Sanders and her team recognized that the Healer’s Art would be a conduit to improving resiliency and, hopefully, impacting burnout for interprofessional health care providers, students and first responders.

“We chose to hold the retreat trainings at a state park to capture the ambiance of an idyllic setting,” Sanders said.

The retreats are facilitated by Evangeline Andarsio, M.D., director of the Remen Institute for the Study of Health and Illness (RISHI) at Pure Healthcare in Dayton, Ohio.

Dr. Andarsio leads the retreat participants through a modified and abbreviated version of the Healer’s Art program. The program opens with the discovery model and generous listening. The second day focuses on resiliency and meaning of service work, sharing grief and honoring loss, wrapping up with mystery and awe.

For Dr. Simpson, the retreat helped her rediscover meaning and purpose in her career as a spiritual care coordinator working with people at the end of life.

“It allowed me — and this may seem weird — but it allowed me to realize that, you know, I am comfortable with suffering and grief. I'm equipped for that. So I don’t try to run away from it. I don't necessarily run towards it. Well, you know what I'm gonna say? I do. Because the firefighter rushes toward the fire and we don't question it. I run toward the suffering and the grief and I don't run away from it. So I don't want to apologize for that anymore.”
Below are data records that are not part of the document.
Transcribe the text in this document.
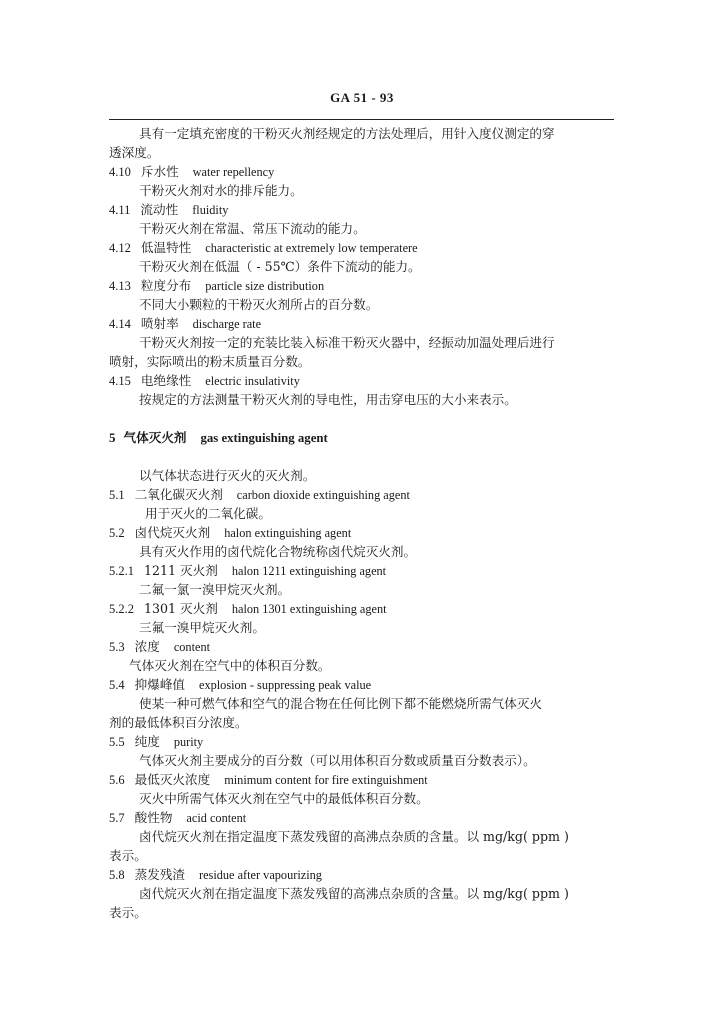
GA 51 - 93
具有一定填充密度的干粉灭火剂经规定的方法处理后，用针入度仪测定的穿
透深度。
4.10 斥水性 water repellency
干粉灭火剂对水的排斥能力。
4.11 流动性 fluidity
干粉灭火剂在常温、常压下流动的能力。
4.12 低温特性 characteristic at extremely low temperatere
干粉灭火剂在低温（ - 55℃）条件下流动的能力。
4.13 粒度分布 particle size distribution
不同大小颗粒的干粉灭火剂所占的百分数。
4.14 喷射率 discharge rate
干粉灭火剂按一定的充装比装入标准干粉灭火器中，经振动加温处理后进行
喷射，实际喷出的粉末质量百分数。
4.15 电绝缘性 electric insulativity
按规定的方法测量干粉灭火剂的导电性，用击穿电压的大小来表示。
5 气体灭火剂 gas extinguishing agent
以气体状态进行灭火的灭火剂。
5.1 二氧化碳灭火剂 carbon dioxide extinguishing agent
用于灭火的二氧化碳。
5.2 卤代烷灭火剂 halon extinguishing agent
具有灭火作用的卤代烷化合物统称卤代烷灭火剂。
5.2.1 1211 灭火剂 halon 1211 extinguishing agent
二氟一氯一溴甲烷灭火剂。
5.2.2 1301 灭火剂 halon 1301 extinguishing agent
三氟一溴甲烷灭火剂。
5.3 浓度 content
气体灭火剂在空气中的体积百分数。
5.4 抑爆峰值 explosion - suppressing peak value
使某一种可燃气体和空气的混合物在任何比例下都不能燃烧所需气体灭火
剂的最低体积百分浓度。
5.5 纯度 purity
气体灭火剂主要成分的百分数（可以用体积百分数或质量百分数表示）。
5.6 最低灭火浓度 minimum content for fire extinguishment
灭火中所需气体灭火剂在空气中的最低体积百分数。
5.7 酸性物 acid content
卤代烷灭火剂在指定温度下蒸发残留的高沸点杂质的含量。以 mg/kg( ppm )
表示。
5.8 蒸发残渣 residue after vapourizing
卤代烷灭火剂在指定温度下蒸发残留的高沸点杂质的含量。以 mg/kg( ppm )
表示。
The final day of the retreat is spent creating a collective calling commitment statement and reviewing the self-care tools presented throughout the program.

Eight retreats were held throughout 2022 for resident faculty, interprofessional faculty, first responders, health professionals, paraprofessionals and caregivers. More than 200 individuals have taken part in the retreats. The impact though could go far beyond that number.

“Our hope is that trainees will take this back to others,” Sanders said. “And it’s extremely important how many patients will be impacted.”

In addition to the programs at Salt Fork, the team offered a four-hour session with first-year medicine students at NEOMED. Another session was held at Camp Christopher for first-year residents at Akron Children’s Hospital.

The team is working with Salt Fork State Park to schedule retreat workshops for 2023.

And to help sustain the program beyond the grant period train-the-trainer Healer’s Art sessions are being held.

While the pre- and post-post tests and evaluations will reveal quantitative measures of the program’s effectiveness, for Sanders the value of the program is measured in a less tangible way.

“I think success for me personally would be if the programs are beings used and trickle down to the next generation, so they too can use them as prevention and as a balm to treat whatever they are dealing with,” she said.